In a recent posting on Google’s Online Security Blog, the company announced some changes:

  • Two weeks’ grace. If you have a patch coming out in a two-week window after the 90-day deadline, and you let Google know, they’ll give you an extension.
  • Weekend and holiday deferral. If the 90 days would expire on a weekend or a public holiday, you get until the next working day.

That’s only US weekends and public holidays, by the way.
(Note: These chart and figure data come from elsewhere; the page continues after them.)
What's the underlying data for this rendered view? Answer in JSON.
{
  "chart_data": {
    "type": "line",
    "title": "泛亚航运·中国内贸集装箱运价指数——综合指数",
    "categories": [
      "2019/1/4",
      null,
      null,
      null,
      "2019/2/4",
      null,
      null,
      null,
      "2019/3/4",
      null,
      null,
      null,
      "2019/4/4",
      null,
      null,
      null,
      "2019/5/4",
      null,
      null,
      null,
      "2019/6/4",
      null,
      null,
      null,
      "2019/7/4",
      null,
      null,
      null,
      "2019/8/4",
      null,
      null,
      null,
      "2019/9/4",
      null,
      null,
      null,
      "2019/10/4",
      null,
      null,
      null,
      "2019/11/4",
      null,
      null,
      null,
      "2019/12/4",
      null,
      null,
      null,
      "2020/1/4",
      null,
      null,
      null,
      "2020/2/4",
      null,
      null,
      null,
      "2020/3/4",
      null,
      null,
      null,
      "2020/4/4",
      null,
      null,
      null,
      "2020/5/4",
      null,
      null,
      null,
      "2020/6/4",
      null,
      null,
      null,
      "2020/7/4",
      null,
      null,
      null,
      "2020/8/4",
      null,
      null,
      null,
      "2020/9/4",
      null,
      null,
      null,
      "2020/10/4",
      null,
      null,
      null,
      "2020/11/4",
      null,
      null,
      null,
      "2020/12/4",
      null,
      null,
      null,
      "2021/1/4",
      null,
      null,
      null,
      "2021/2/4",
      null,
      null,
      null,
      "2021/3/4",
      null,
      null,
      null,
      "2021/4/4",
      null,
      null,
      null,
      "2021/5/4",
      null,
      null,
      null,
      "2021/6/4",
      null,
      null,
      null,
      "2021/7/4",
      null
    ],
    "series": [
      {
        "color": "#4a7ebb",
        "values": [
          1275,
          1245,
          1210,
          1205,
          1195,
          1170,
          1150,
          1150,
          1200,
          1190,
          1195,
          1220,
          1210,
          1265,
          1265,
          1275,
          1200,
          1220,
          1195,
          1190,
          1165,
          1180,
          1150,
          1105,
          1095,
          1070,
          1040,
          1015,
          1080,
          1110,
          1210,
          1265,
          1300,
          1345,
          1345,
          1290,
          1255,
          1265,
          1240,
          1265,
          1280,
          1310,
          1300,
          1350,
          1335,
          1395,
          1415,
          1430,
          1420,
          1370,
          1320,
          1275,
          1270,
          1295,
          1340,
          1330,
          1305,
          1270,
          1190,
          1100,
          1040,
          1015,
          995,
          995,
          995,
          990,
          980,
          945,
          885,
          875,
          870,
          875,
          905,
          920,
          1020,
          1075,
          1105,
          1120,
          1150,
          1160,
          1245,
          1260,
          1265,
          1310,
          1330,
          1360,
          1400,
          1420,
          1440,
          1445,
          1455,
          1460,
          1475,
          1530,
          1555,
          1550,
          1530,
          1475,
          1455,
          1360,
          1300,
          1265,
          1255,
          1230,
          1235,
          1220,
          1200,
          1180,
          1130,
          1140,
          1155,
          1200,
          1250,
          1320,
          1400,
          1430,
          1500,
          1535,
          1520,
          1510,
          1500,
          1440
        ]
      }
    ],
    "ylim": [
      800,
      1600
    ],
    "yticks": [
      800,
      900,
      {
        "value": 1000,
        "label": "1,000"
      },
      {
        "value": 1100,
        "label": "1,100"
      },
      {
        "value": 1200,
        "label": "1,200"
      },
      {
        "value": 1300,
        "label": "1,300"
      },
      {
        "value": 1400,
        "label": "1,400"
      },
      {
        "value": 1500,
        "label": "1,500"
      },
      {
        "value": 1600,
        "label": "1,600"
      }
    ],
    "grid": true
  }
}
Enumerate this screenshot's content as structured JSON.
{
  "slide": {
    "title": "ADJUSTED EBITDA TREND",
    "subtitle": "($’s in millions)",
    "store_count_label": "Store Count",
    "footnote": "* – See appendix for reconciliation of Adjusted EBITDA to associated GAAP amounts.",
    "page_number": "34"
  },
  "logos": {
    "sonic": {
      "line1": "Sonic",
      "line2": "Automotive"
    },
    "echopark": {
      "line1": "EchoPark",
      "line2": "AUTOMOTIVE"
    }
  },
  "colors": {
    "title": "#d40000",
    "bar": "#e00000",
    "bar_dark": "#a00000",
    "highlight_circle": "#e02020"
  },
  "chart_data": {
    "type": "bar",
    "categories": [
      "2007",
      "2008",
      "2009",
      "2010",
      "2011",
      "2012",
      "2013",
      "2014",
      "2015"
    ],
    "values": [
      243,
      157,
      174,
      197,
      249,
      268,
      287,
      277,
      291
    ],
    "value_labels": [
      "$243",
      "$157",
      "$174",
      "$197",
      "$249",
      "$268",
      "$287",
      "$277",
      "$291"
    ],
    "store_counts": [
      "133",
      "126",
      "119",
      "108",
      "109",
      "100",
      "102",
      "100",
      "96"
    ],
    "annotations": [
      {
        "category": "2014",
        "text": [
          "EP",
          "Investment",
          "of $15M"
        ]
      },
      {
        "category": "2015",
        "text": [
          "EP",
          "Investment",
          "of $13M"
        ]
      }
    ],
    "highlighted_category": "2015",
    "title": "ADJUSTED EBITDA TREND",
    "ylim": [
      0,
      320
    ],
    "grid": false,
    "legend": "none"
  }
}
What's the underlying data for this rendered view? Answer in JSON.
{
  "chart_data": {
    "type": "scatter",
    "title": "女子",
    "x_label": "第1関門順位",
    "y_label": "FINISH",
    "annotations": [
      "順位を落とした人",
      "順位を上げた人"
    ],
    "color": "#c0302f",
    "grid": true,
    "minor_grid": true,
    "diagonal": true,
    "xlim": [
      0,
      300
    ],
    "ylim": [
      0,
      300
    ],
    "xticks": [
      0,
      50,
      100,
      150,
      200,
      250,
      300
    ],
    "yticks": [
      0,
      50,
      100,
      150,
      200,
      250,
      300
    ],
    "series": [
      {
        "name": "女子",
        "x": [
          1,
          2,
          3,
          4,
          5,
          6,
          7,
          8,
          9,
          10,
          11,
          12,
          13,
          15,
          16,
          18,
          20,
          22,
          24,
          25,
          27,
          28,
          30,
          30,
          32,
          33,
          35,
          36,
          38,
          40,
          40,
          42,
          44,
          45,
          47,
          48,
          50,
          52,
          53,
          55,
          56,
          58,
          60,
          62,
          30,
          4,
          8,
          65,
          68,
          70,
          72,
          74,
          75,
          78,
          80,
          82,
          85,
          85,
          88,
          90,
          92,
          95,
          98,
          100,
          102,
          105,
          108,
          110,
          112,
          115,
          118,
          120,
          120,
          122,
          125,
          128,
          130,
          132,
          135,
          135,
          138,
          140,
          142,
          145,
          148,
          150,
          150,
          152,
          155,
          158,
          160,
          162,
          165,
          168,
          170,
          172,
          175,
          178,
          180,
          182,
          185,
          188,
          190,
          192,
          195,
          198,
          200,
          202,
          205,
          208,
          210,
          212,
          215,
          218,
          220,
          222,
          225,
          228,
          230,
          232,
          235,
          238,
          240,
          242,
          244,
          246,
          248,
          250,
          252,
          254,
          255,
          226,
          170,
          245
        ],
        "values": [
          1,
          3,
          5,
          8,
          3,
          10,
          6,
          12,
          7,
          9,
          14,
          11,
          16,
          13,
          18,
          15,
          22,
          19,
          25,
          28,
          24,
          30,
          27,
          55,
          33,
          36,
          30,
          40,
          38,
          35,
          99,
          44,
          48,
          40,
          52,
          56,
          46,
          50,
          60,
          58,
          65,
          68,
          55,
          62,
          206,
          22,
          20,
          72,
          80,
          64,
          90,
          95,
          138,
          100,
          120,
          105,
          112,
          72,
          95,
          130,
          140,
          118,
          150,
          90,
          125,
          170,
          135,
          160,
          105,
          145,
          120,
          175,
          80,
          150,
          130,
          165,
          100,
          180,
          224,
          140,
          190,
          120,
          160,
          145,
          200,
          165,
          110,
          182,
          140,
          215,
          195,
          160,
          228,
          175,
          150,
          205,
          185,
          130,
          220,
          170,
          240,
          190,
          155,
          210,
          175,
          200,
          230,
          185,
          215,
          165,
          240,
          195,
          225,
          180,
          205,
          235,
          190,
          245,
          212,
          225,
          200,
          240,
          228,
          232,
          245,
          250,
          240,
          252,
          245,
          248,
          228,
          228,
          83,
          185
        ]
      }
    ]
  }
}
So if you’re a company which operates out of another country – Ireland, say, or The Netherlands – and that’s where most of your coders, and your customers, are, bad luck: many of your public holidays aren’t going to line up.

And if you genuinely are working on a patch but are going to be 15 days late getting it out, you won’t get the two weeks’ grace in return for actually having made some progress.

Whither disclosure?

The strange thing in all of this, which I hadn’t realised until right now, is that Project Zero doesn’t entirely remove politics or inconsistency from the disclosure period, as some proponents have argued.

As Google reminds us:

We reserve the right to bring deadlines forwards or backwards based on extreme circumstances.

In short, Google is determined to keep dropping zero-days, including proofs-of-concept, in its own way, whether you’re ready or not, in the belief that this will ultimately benefit the good guys more than the crooks.

Maybe a bit of pressure is good for us all?

Of course, if it turns out that the X-day squeeze works well, by induction, perhaps an (X-1)-day squeeze ought to work even better?

Place your bets in the comments below.

How long until the accepted zero-day droppage period is down to 45 days? 14 days? 7 days?